IL SALON
DEI REPROBI

Nel febbraio del 1863, la galleria Martinet presenta quattordici tele di Manet tra cui la Musica alle Tuileries, Lola de Valence, la Cantante di strada.

È una levata di scudi generale, salvo rare eccezioni. Le reazioni, non solo negative, ma anche scandalizzate, hanno conseguenze sul suo invio al Salon: tutte le sue opere vengono respinte. Ma Manet non è l’unica vittima della vendetta di un’implacabile giuria: Jongkind, Harpignies, Courbet, Dorè, e molti altri, vengono colpiti dalla parzialità di un regolamento che li consegna, mani e piedi legati, a una consorteria di membri dell’Istituto. Gustave Doré ed Édouard Manet presentano una petizione al Ministro delle belle arti. Invano. Nel frattempo, l’imperatore viene informato della moltitudine di istanze presentate dagli artisti esclusivi: va di persona al Palazzo dell’industria un mese prima dell’Esposizione e decide, contro il parere della sua cerchia, di creare un Salon-Annexe (“Salone annesso”) e nello stesso edificio. Il 15 maggio, quasi settemila persone presenziano al vernissage. La critica si scatena: si parla di «Salon dei vinti» (Ernest Chesneau), di «Salon dei proscritti» (Pellorquet), di «Salon dei reprobi» (Thoré-Bùrger), di «Salon dei paria» (Louis Leroy), di «Salon delle croste» (Pharós); e si usano i termini più insultanti per qualificare le milleduecento opere del Salon dell’imperatore. Tre uomini si trovano nell’occhio del ciclone: Gustave Courbet, presente nei due Salon, Whistler, che fa ridere i curiosi con Sinfonia in bianco n. 1: la fanciulla bianca e, naturalmente, Manet.

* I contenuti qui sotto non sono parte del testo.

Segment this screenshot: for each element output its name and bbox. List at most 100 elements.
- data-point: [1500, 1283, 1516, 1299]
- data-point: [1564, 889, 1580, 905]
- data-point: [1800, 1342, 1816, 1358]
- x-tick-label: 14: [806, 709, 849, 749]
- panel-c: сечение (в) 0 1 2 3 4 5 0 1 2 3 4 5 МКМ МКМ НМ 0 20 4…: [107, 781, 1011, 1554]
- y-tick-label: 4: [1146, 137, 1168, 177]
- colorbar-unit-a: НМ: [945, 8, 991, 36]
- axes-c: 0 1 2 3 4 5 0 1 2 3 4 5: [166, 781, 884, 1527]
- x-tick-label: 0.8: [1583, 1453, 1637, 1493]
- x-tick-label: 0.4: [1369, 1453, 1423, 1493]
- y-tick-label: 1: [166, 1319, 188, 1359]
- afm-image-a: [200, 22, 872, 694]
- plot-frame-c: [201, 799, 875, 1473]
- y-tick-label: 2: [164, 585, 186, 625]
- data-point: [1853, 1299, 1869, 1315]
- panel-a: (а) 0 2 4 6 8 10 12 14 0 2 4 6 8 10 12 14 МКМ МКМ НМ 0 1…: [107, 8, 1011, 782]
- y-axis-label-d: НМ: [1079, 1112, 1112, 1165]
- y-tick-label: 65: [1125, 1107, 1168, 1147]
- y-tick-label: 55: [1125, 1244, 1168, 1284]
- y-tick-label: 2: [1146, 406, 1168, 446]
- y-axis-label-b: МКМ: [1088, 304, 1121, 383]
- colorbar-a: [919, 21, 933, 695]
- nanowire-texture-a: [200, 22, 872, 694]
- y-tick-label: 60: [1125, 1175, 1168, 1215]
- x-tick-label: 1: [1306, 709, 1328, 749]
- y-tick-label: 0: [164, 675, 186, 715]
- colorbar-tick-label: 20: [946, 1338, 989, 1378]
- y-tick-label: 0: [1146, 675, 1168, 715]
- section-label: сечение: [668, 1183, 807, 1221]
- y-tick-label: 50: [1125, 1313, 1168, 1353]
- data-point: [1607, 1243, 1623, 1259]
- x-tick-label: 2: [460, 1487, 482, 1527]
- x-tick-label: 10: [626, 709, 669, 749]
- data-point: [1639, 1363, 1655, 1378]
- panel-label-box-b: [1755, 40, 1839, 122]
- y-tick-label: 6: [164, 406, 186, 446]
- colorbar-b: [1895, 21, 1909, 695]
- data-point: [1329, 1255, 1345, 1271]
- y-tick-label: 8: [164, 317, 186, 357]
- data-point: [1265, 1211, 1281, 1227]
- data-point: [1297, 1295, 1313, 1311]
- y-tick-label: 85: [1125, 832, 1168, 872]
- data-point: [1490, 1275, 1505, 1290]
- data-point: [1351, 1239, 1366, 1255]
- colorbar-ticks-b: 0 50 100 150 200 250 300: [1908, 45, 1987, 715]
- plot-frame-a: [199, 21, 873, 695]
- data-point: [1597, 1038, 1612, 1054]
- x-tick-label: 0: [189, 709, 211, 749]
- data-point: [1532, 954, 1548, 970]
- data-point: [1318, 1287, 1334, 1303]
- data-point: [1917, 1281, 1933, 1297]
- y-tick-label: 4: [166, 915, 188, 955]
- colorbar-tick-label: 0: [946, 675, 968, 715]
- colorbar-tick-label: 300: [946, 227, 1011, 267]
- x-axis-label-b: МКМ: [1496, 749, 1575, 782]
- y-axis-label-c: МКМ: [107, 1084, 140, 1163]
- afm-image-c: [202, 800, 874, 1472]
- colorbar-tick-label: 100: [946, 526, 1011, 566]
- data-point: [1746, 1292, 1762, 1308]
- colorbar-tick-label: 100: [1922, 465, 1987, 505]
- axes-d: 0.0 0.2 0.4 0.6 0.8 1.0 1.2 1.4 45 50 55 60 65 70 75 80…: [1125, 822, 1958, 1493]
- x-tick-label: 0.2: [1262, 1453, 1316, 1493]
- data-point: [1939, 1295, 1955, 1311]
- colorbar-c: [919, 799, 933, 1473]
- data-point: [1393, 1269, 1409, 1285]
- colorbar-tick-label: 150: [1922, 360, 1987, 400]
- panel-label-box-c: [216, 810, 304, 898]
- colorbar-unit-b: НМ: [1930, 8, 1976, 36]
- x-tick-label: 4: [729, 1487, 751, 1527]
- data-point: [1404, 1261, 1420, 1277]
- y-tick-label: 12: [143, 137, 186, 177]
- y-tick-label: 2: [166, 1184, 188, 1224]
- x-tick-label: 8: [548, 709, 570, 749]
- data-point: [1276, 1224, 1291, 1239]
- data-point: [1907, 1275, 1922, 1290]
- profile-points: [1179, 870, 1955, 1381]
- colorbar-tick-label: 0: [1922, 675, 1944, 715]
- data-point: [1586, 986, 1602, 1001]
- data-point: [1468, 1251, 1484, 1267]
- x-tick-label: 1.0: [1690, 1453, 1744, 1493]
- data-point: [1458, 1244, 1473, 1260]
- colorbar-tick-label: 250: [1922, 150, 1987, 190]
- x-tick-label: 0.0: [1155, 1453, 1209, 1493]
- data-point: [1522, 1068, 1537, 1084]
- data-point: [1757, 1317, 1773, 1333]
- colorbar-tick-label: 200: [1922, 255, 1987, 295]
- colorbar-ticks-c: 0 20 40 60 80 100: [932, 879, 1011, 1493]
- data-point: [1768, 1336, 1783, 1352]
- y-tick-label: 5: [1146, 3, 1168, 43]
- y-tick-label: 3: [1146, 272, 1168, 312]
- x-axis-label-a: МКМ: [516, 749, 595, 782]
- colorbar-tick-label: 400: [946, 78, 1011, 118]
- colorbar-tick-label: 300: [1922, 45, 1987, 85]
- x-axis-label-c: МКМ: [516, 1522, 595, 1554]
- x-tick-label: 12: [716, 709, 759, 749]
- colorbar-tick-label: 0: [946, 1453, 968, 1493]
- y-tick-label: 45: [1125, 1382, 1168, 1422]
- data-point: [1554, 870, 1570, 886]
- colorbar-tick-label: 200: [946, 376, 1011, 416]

Tre tele di Manet sono così lasciate in balìa della curiosità malevola della plebe: il Giovane uomo in costume di “majo”, Mademoiselle Victorine in costume d’Espada e quella che allora si chiama Le Bain e che passerà ai posteri col titolo di Déjeuner sur l’herbe (Colazione sull’erba). La visita di Napoleone III fa sì che attorno a quest’ultima opera si scateni la polemica, come ricorda Antonin Proust: «Quella sosta davanti a un quadro che aveva suscitato critiche violente, prese le proporzioni di un avvenimento nella Parigi dell’epoca. I cortigiani si chiesero se lo dovessero ammirare, ma la loro esitazione fu breve dal momento che la corte imperiale aveva dichiarato il quadro un’offesa al pudore». Ma è pur vero che se gli spiriti benpensanti s’indignano rumorosamente, gli osservatori della stampa specializzata si dividono in due campi. Manet ha persino numerosi difensori: Desnoyers afferma che si annuncia un talento originale e Zacharie Astruc pensa che egli sia «il lustro, l’ispirazione, il gusto piccante, lo stupore» del Salon. Théodore Duret può così concludere: «Manet diventa di colpo il pittore di cui si parla maggiormente a Parigi! Aveva contato su questa tela per guadagnarsi la notorietà, ma il tipo di reputazione che gliene deriva, non è tuttavia quella alla quale ambisce [...] una fama di rivoltoso, di eccentrico. Passa allo stato di reprobo. Tra lui e il pubblico si istaura una profonda spaccatura che lo manterrà in uno stato di lotta continua per tutta la vita».


Colazione sull’erba (Déjeuner sur l’herbe) (1863), Parigi, Museé d’Orsay.

Colazione sull’erba (Déjeuner sur l’herbe) (1863), particolari; Parigi, Museé d’Orsay.